Optimal Transport Guided Unsupervised Learning for Enhancing low-quality Retinal Images
This work addresses the challenge of improving retinal image quality for clinical diagnosis, but it is incremental as it builds on existing GAN-based methods with theoretical and consistency enhancements.
The paper tackles the problem of enhancing low-quality retinal fundus images affected by artifacts and imperfections, which can lead to inaccurate clinical diagnoses, by proposing an unsupervised image-to-image translation framework using optimal transport theory and an information consistency mechanism, achieving superior perceptual and quantitative results on the EyeQ dataset.

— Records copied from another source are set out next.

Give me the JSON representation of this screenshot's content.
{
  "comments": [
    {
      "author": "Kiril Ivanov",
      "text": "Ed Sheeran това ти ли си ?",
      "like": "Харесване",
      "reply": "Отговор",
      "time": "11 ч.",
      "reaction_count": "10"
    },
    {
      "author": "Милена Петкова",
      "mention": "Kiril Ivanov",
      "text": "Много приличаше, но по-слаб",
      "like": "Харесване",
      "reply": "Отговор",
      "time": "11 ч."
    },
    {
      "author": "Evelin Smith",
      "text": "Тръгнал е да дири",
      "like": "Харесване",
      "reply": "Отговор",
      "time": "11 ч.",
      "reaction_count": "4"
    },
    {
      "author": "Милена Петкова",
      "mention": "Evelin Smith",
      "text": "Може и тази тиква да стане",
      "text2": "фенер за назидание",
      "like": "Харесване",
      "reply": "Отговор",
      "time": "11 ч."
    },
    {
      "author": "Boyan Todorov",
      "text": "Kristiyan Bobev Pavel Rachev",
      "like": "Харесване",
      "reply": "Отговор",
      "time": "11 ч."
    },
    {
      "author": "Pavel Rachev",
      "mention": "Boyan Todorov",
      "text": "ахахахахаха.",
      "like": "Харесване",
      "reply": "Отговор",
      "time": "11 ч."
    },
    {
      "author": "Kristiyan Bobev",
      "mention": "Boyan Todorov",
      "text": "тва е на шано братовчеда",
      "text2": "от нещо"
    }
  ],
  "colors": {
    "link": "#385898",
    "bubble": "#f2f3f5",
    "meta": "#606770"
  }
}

Real-world non-mydriatic retinal fundus photography is prone to artifacts, imperfections and low-quality when certain ocular or systemic co-morbidities exist. Artifacts may result in inaccuracy or ambiguity in clinical diagnoses. In this paper, we proposed a simple but effective end-to-end framework for enhancing poor-quality retinal fundus images. Leveraging the optimal transport theory, we proposed an unpaired image-to-image translation scheme for transporting low-quality images to their high-quality counterparts. We theoretically proved that a Generative Adversarial Networks (GAN) model with a generator and discriminator is sufficient for this task. Furthermore, to mitigate the inconsistency of information between the low-quality images and their enhancements, an information consistency mechanism was proposed to maximally maintain structural consistency (optical discs, blood vessels, lesions) between the source and enhanced domains. Extensive experiments were conducted on the EyeQ dataset to demonstrate the superiority of our proposed method perceptually and quantitatively.